OMG its AirbnBeer!
You might think imagination is key to innovation, but to me, imagination came after listening. A true focus on what the people in front of me needed when their words could only describe what they knew existed.
A couple of years ago, I was meeting new potential clients, who asked me to write a PR plan for them to enter the beer market in Israel. “We just finished production on 3 different types of hand-crafted beer, it’s heaven in a bottle, and we need people to know about it, so it’ll be easier for us to enter hotels, restaurants & bars, liquor stores and direct sell through our website.”
I enjoy a good beer and was well experienced in promoting new and old brands in my area, so initially the plan was meant to be straight forward. Only now, that I had promoted so many small breweries in Israel, I knew how difficult and frustrating it was going to be for them to sell what they created.
See, people always start a business when they know they can make something people will want, but reaching people is a completely different set of skills and so much hard work. The beer brand needed to hire and manage salespeople to convince other people to sell their brand to the venue’s local customers and shoppers. In no time, the small, beautiful makers become just another product on a shelve full of other brands and makers – a live version of “99 bottles of beer on the wall.” And within 3 years, most of these new and exciting makers will go out of business.

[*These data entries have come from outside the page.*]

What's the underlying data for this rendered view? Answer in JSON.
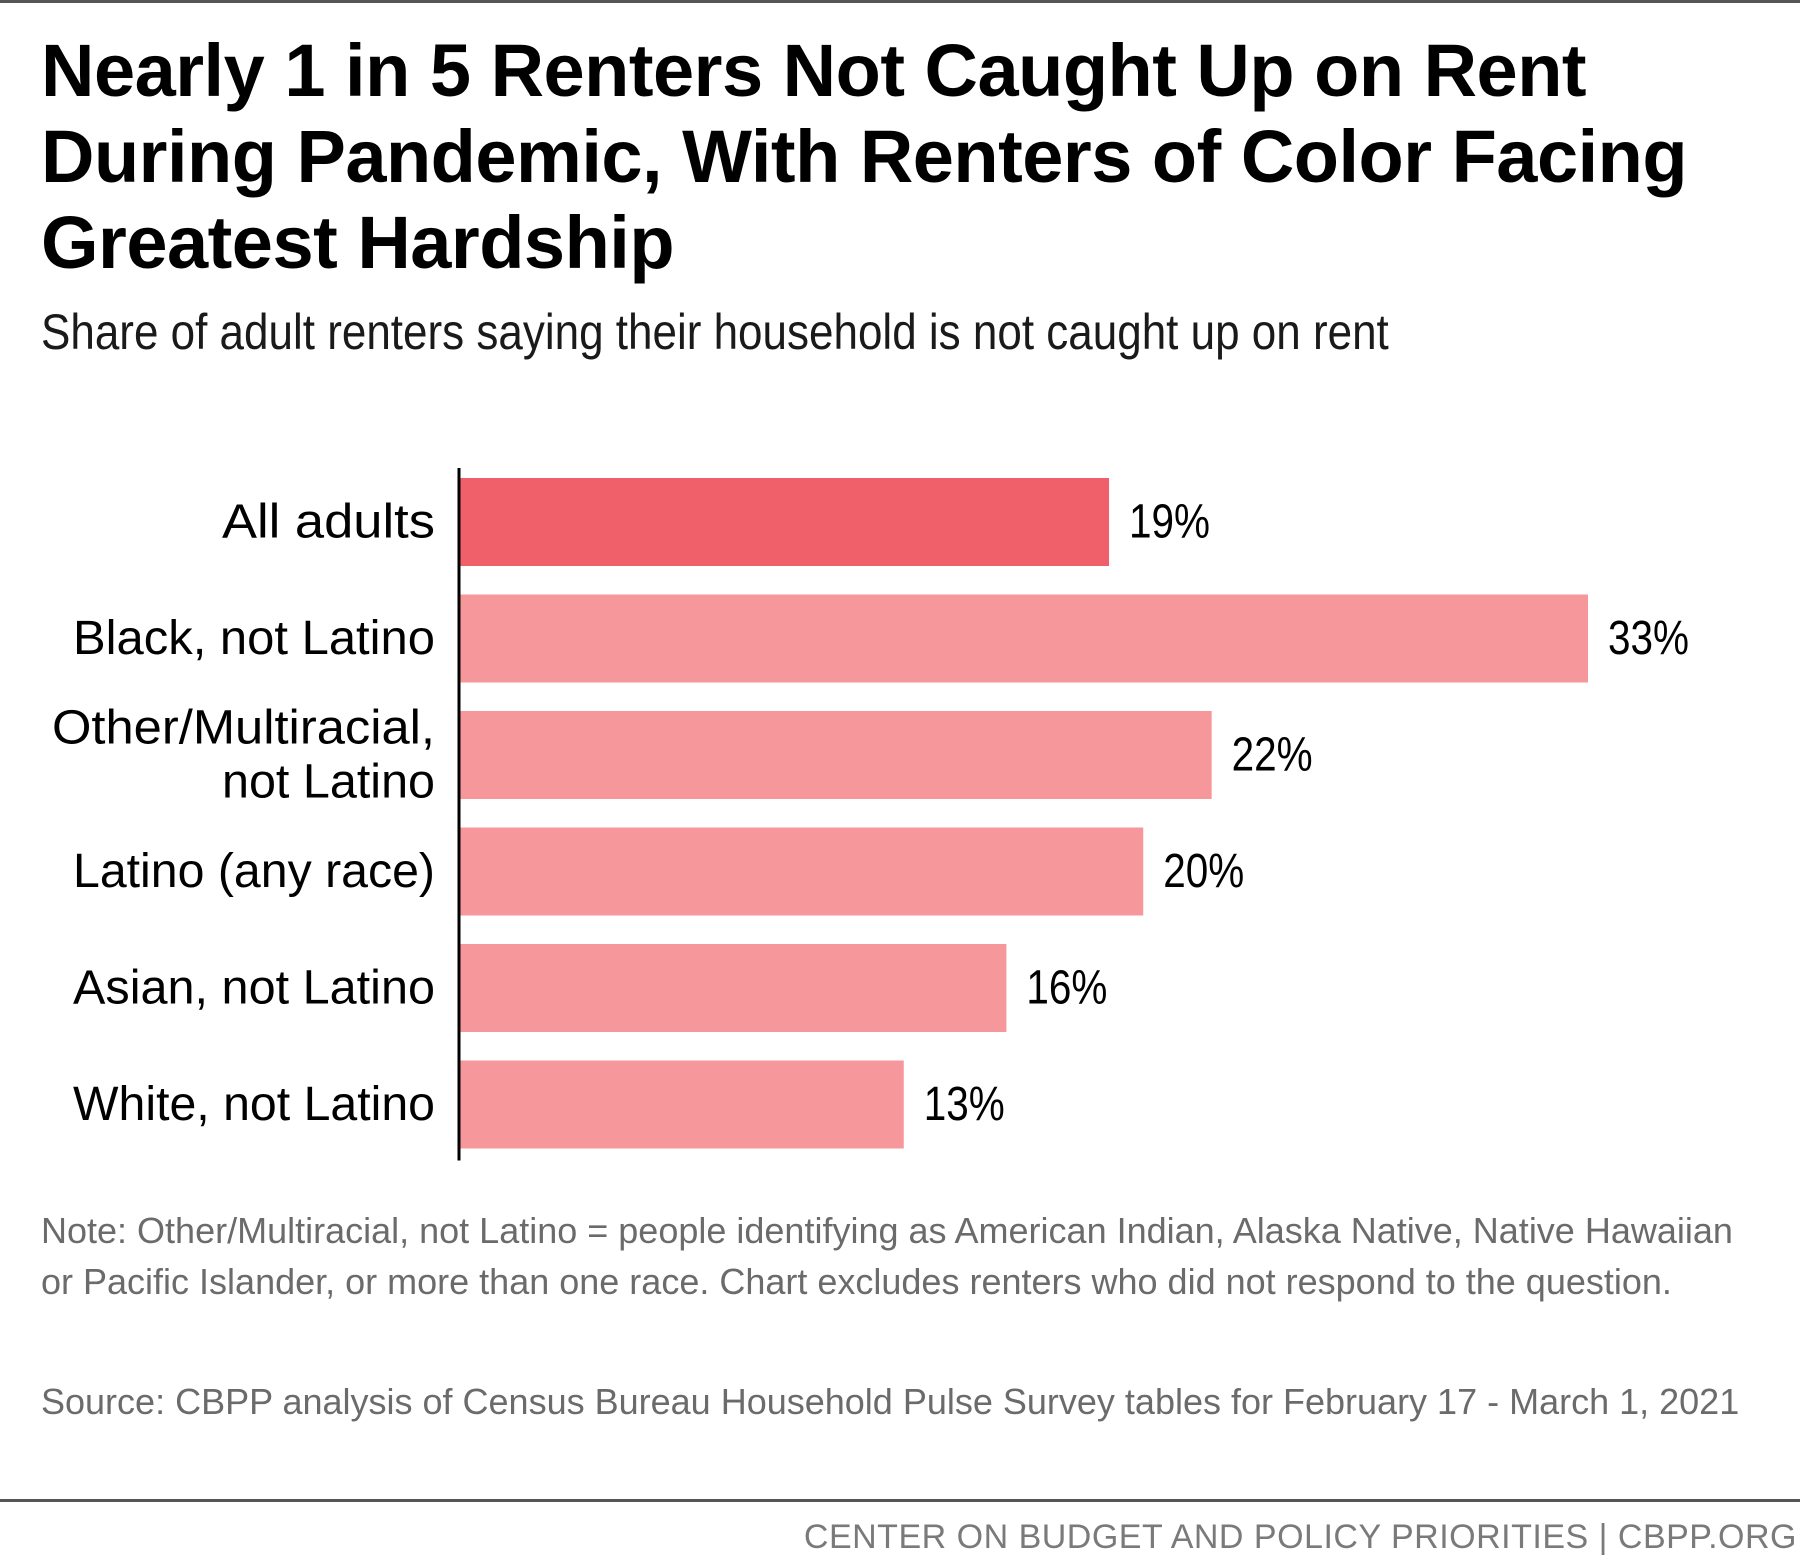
{
  "title": "Nearly 1 in 5 Renters Not Caught Up on Rent During Pandemic, With Renters of Color Facing Greatest Hardship",
  "subtitle": "Share of adult renters saying their household is not caught up on rent",
  "note": "Note: Other/Multiracial, not Latino = people identifying as American Indian, Alaska Native, Native Hawaiian or Pacific Islander, or more than one race. Chart excludes renters who did not respond to the question.",
  "source": "Source: CBPP analysis of Census Bureau Household Pulse Survey tables for February 17 - March 1, 2021",
  "footer": "CENTER ON BUDGET AND POLICY PRIORITIES | CBPP.ORG",
  "colors": {
    "highlight": "#f0606a",
    "bar": "#f5979b",
    "text": "#000000",
    "note_text": "#6b6b6b",
    "rule": "#555555"
  },
  "chart_data": {
    "type": "bar",
    "orientation": "horizontal",
    "categories": [
      [
        "All adults"
      ],
      [
        "Black, not Latino"
      ],
      [
        "Other/Multiracial,",
        "not Latino"
      ],
      [
        "Latino (any race)"
      ],
      [
        "Asian, not Latino"
      ],
      [
        "White, not Latino"
      ]
    ],
    "values": [
      19,
      33,
      22,
      20,
      16,
      13
    ],
    "value_labels": [
      "19%",
      "33%",
      "22%",
      "20%",
      "16%",
      "13%"
    ],
    "highlight_index": 0,
    "xlim": [
      0,
      33
    ],
    "grid": false,
    "legend": "none"
  }
}
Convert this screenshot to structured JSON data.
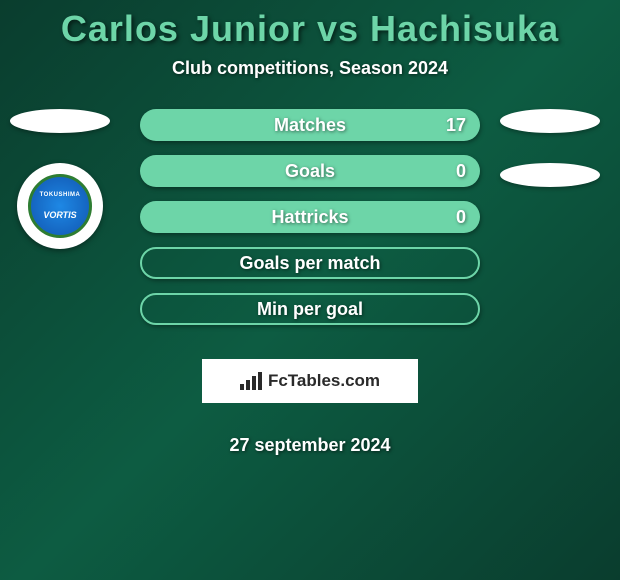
{
  "header": {
    "title": "Carlos Junior vs Hachisuka",
    "subtitle": "Club competitions, Season 2024"
  },
  "colors": {
    "accent": "#6dd5a8",
    "text": "#ffffff",
    "bg_gradient_start": "#0a3d2e",
    "bg_gradient_mid": "#0d5c42"
  },
  "left_player": {
    "club_logo": {
      "top_text": "TOKUSHIMA",
      "main_text": "VORTIS",
      "outer_ring_color": "#2e7d32",
      "inner_color": "#1565c0"
    }
  },
  "stats": [
    {
      "label": "Matches",
      "right_value": "17",
      "filled": true
    },
    {
      "label": "Goals",
      "right_value": "0",
      "filled": true
    },
    {
      "label": "Hattricks",
      "right_value": "0",
      "filled": true
    },
    {
      "label": "Goals per match",
      "right_value": "",
      "filled": false
    },
    {
      "label": "Min per goal",
      "right_value": "",
      "filled": false
    }
  ],
  "attribution": {
    "text": "FcTables.com"
  },
  "date": "27 september 2024"
}
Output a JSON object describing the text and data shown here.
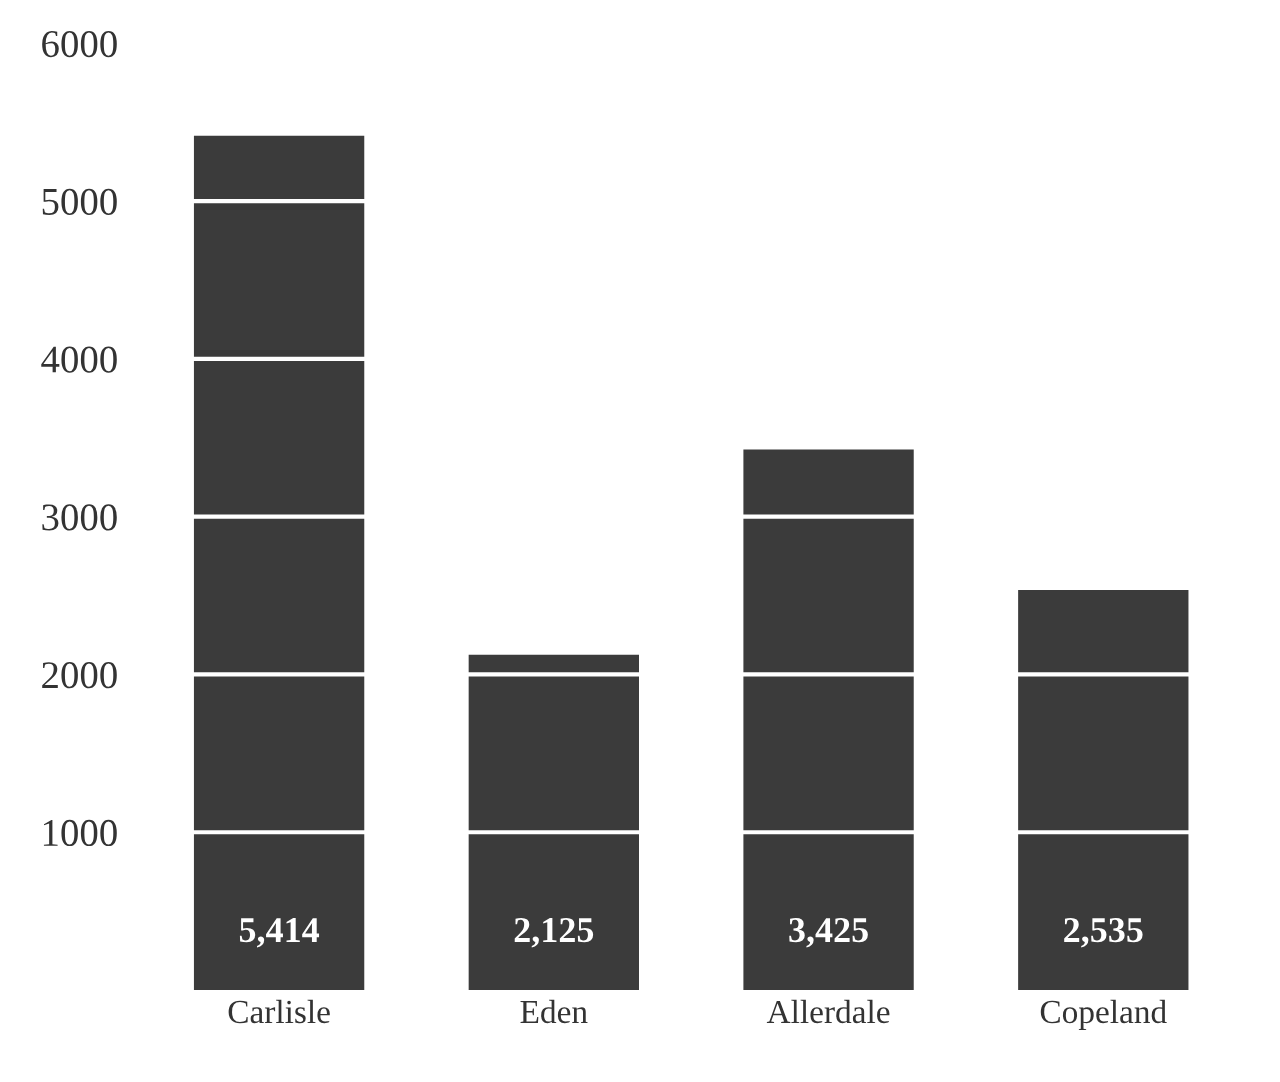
{
  "chart_data": {
    "type": "bar",
    "categories": [
      "Carlisle",
      "Eden",
      "Allerdale",
      "Copeland"
    ],
    "values": [
      5414,
      2125,
      3425,
      2535
    ],
    "value_labels": [
      "5,414",
      "2,125",
      "3,425",
      "2,535"
    ],
    "color": "#3b3b3b",
    "ylim": [
      0,
      6000
    ],
    "yticks": [
      1000,
      2000,
      3000,
      4000,
      5000,
      6000
    ],
    "grid": "y"
  }
}
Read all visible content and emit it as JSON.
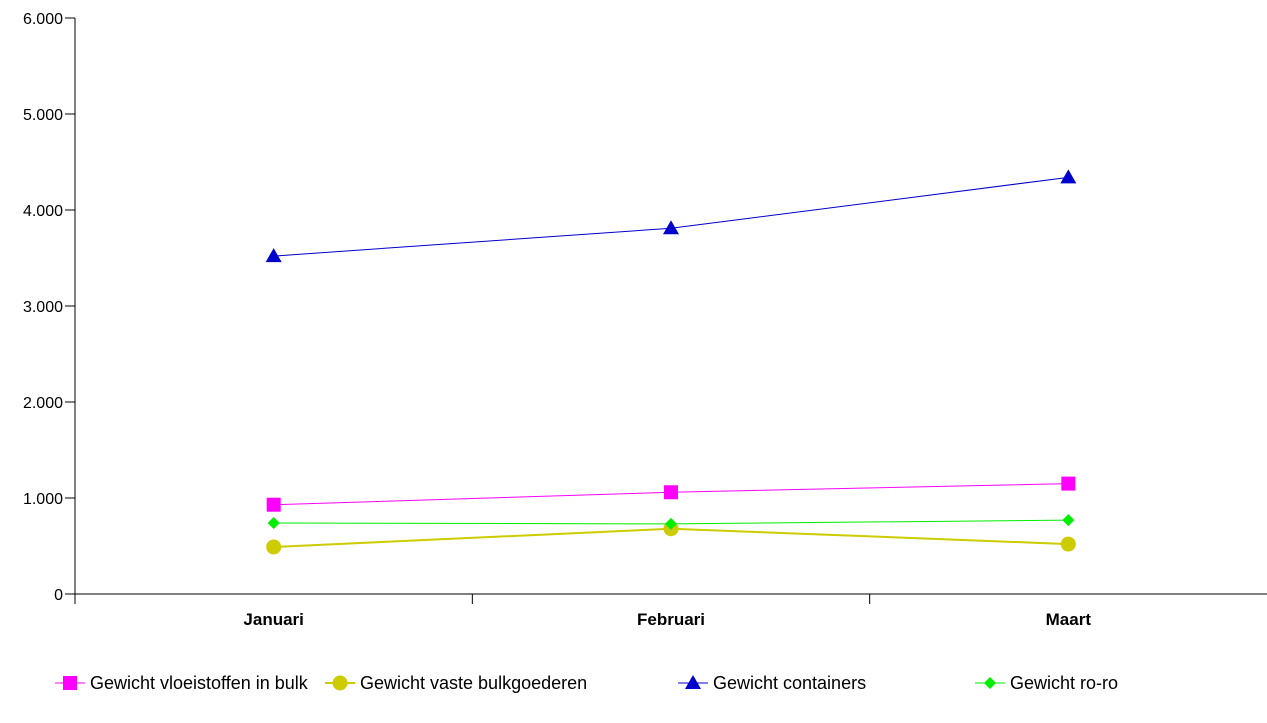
{
  "chart_data": {
    "type": "line",
    "title": "",
    "xlabel": "",
    "ylabel": "",
    "categories": [
      "Januari",
      "Februari",
      "Maart"
    ],
    "ylim": [
      0,
      6000
    ],
    "yticks": [
      0,
      1000,
      2000,
      3000,
      4000,
      5000,
      6000
    ],
    "ytick_labels": [
      "0",
      "1.000",
      "2.000",
      "3.000",
      "4.000",
      "5.000",
      "6.000"
    ],
    "grid": false,
    "legend_position": "bottom",
    "series": [
      {
        "name": "Gewicht vloeistoffen in bulk",
        "values": [
          930,
          1060,
          1150
        ],
        "color": "#ff00ff",
        "marker": "square"
      },
      {
        "name": "Gewicht vaste bulkgoederen",
        "values": [
          490,
          680,
          520
        ],
        "color": "#cccc00",
        "marker": "circle"
      },
      {
        "name": "Gewicht containers",
        "values": [
          3520,
          3810,
          4340
        ],
        "color": "#0000cc",
        "marker": "triangle"
      },
      {
        "name": "Gewicht ro-ro",
        "values": [
          740,
          730,
          770
        ],
        "color": "#00ee00",
        "marker": "diamond"
      }
    ]
  }
}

“Why don’t we reach your potential new customers and start growing your business by giving them the full experience of who you are?” I suggested. “We will do pop-up bars in selected homes around the country, the homeowners will bring their friends and invite the local community and I’ll go to the press saying we started a new movement and call it “AirbnBeer”!
They loved the idea but didn’t want to go through with it thinking it’ll hurt them in the long run with entering other selling points. I won the brewery’s account but lost my own desire to keep running through the same channels to try and achieve a different outcome. I closed my PR office, decided that 17 years was enough public relations time for me, and decided to build this idea as an online product and as a new way to reach potential shoppers for small brands who want to grow their business.
Just like any other business, startup, or company, I know I am making something people want, now the job is to reach the right people to spread the word, to host, to take part in a new form of shopping experience, and always depend on YOU to your shoppers to sell you best! Good luck to us, good luck to independent creators and makers, good luck to amazing hosts!